L’homme a toujours constitué un danger et rarement une protection pour son prochain. Forcés de vivre en société, les hommes doivent donc avoir des règles pour s’assurer des dangers qu’ils représentent les uns pour les autres. Naturellement, les intérêts individuels et collectifs exigent un ordre et un pouvoir qui les garantissent. Quelle que soit l’efficacité qu’on arrive à donner à cet ordre et quelle que soit l’étendue ou l’organisation qu’on donne à ce pouvoir, ils doivent être moralement subordonnés à la poursuite des fins individuelles et collectives. La démocratie est une forme de cet ordre et de ce pouvoir.

En conséquence, elle est sujette aux travers et aux faiblesses de chaque société. Ainsi, simple moyen au service de buts sociaux, elle peut être pervertie par les ambitions individuelles, les conflits politiques, la prédation extérieure, etc. Djibouti est victime de ses ravages. La nation est en ruine. L’Etat est en déliquescence ; la pauvreté, l’insécurité et l’anarchie sont plus répandues que durant la période du despotisme monopartite.

Cette cruelle réalité commande un débat de fond sur notre avenir.

DEMOCRATIE

On ne peut contester que les idées naissent reines. Mais elles ne peuvent s’accréditer que si elles sont mises au service des intérêts particuliers et collectifs.

Chez nous à Djibouti, la doctrine démocratique offre l’exemple d’un système que les divisions congénitales de notre classe politique, les travers de nos politiciens, les récriminations, les passions détestables et la cupidité ambiante ont transformé en tragédie, en désolation et en désagrégation sociale. Recherchée pour fonder les libertés et induire le développement national et l’épanouissement des individus, la démocratie se trouve préparer dans notre pays une nouvelle forme de tyrannie.

Elle a occasionné depuis presque 20 ans plus de morts, plus de violences brutes et aveugles, plus d’exilés, l’abaissement total du pays, le déchirement du tissu social, l’affaiblissement de l’Etat, la paupérisation aggravée de la masse du peuple, etc., que durant la dictature du monopartisme. Elle a engendré des passions délétères, de l’ostracisme des revanchards, le pogrom, l’exacerbation de la rapacité et des animosités et la décadence morale.

La démocratisation n’a offert essentiellement à la masse depuis 1992 que ruine, confusion, amertume et désespérance. Elle n’est pas encore la servante des grandes et belles causes de l’unité, de l'égalité, de la liberté et du bonheur. C’est la conséquence de la perfidie des politiciens, de la vénalité des parvenus et des cyniques au sein du pouvoir en place mais aussi de l’esprit vindicatif et sectaire des prétendus vrais opposants.
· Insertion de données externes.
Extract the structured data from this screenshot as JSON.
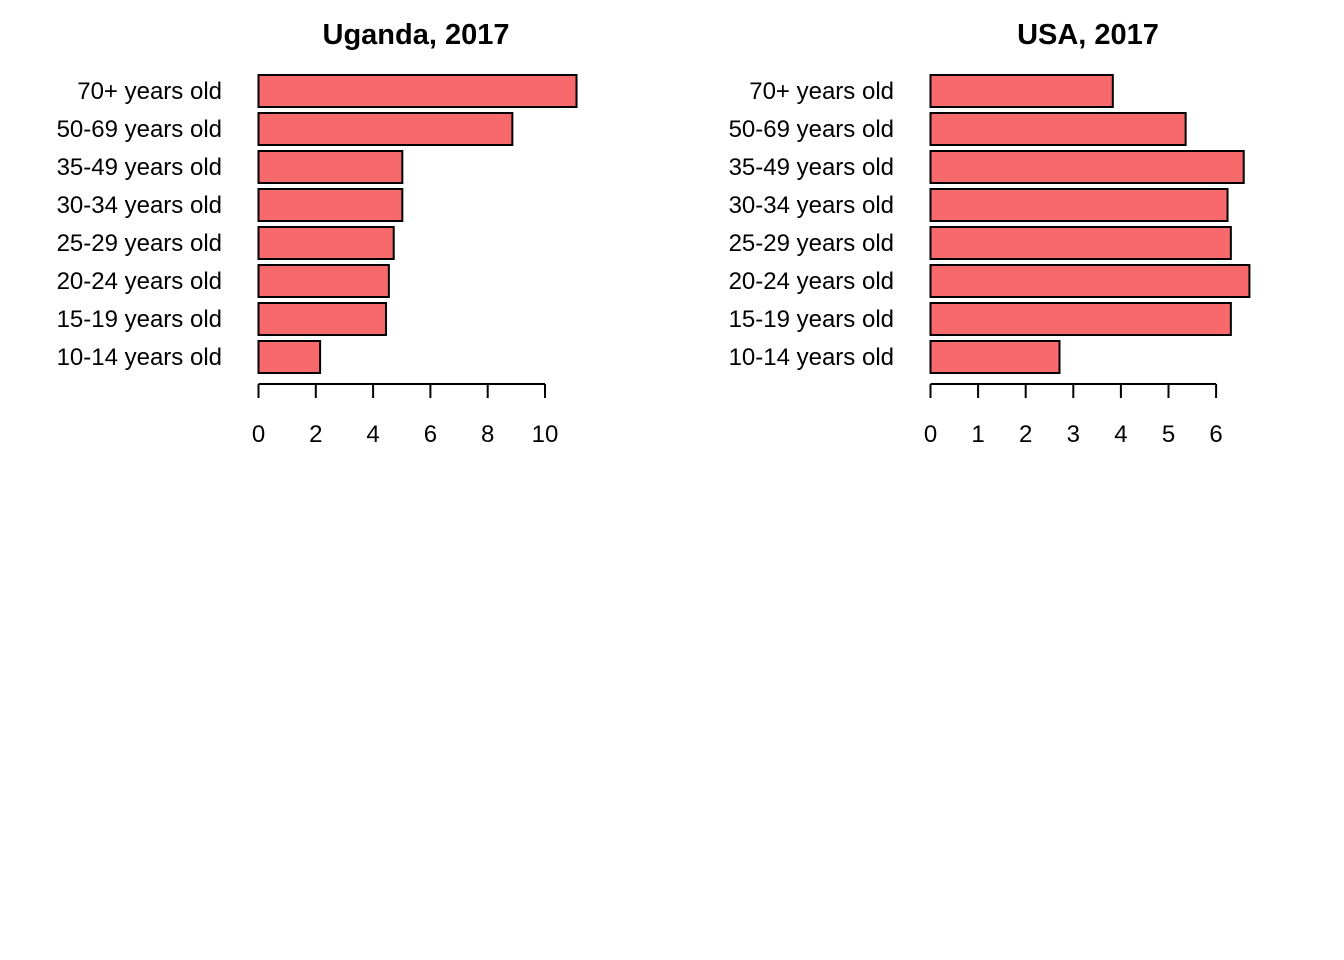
{
  "chart_data": [
    {
      "type": "bar",
      "orientation": "horizontal",
      "title": "Uganda, 2017",
      "xlabel": "",
      "ylabel": "",
      "categories": [
        "10-14 years old",
        "15-19 years old",
        "20-24 years old",
        "25-29 years old",
        "30-34 years old",
        "35-49 years old",
        "50-69 years old",
        "70+ years old"
      ],
      "values": [
        2.15,
        4.45,
        4.55,
        4.72,
        5.02,
        5.02,
        8.86,
        11.1
      ],
      "xticks": [
        0,
        2,
        4,
        6,
        8,
        10
      ],
      "xlim": [
        0,
        11.1
      ],
      "bar_color": "#f8696b",
      "grid": false,
      "legend": "none"
    },
    {
      "type": "bar",
      "orientation": "horizontal",
      "title": "USA, 2017",
      "xlabel": "",
      "ylabel": "",
      "categories": [
        "10-14 years old",
        "15-19 years old",
        "20-24 years old",
        "25-29 years old",
        "30-34 years old",
        "35-49 years old",
        "50-69 years old",
        "70+ years old"
      ],
      "values": [
        2.71,
        6.31,
        6.7,
        6.31,
        6.24,
        6.58,
        5.36,
        3.83
      ],
      "xticks": [
        0,
        1,
        2,
        3,
        4,
        5,
        6
      ],
      "xlim": [
        0,
        6.7
      ],
      "bar_color": "#f8696b",
      "grid": false,
      "legend": "none"
    }
  ]
}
La masse populaire et certains intellectuels dégénérés servent de marionnettes aux forces rétrogrades et antagonistes qui polluent la vie nationale. Ces factions néfastes ont perverti le jeu démocratique et profitent de l’ignorance, de la misère et des frustrations dans le pays. Leur félonie, leur incapacité et leur manque de sens patriotique et d’honneur rendent le règne de la démocratie plus difficile à Djibouti.

Ces factions nuisent au bien-être de l’immense majorité de la population et à notre dignité. J’en éprouve beaucoup de tristesse, de la colère et une douleur lancinante. Dieu nous a créés en nous permettant d’être prévoyants, judicieux, complexes, pénétrants, doués de mémoire, capables de compassion, de raisonnement et de réflexion. Il nous a dotés de vertus mais surtout de la raison qui peut être sublime.

Mais ce sont les bas instincts que nos politiciens suscitent chez le peuple. Ils utilisent à cet effet des slogans les uns plus débiles que les autres, transforment leurs militants en primates et provoquent en permanence des crises.

Ils affichent une défiance et du mépris pour le travail de conscientisation De certains illuminés de la société civile, tout en entretenant à l’égard de celle-ci une campagne de calomnie sournoise et péteuse. Dans ces conditions, il est difficile de fonder une démocratie apaisée à Djibouti.

L’opposition traditionnelle et en priorité le parti de la revanche (MRD), qui revendique le monopole de l’opposition, sont les alliés objectifs du RPP (Je ne nuance pas que le MRD travaille pour Guelleh mais que leurs stratégies politique alimentent sa politique), les fossoyeurs de la démocratie à Djibouti et les virus qui gangrènent notre société. Tant que ces genres des badernes et des chnoques feront partis de l’opposition et floueront le peuple, notre pays continuera à reculer.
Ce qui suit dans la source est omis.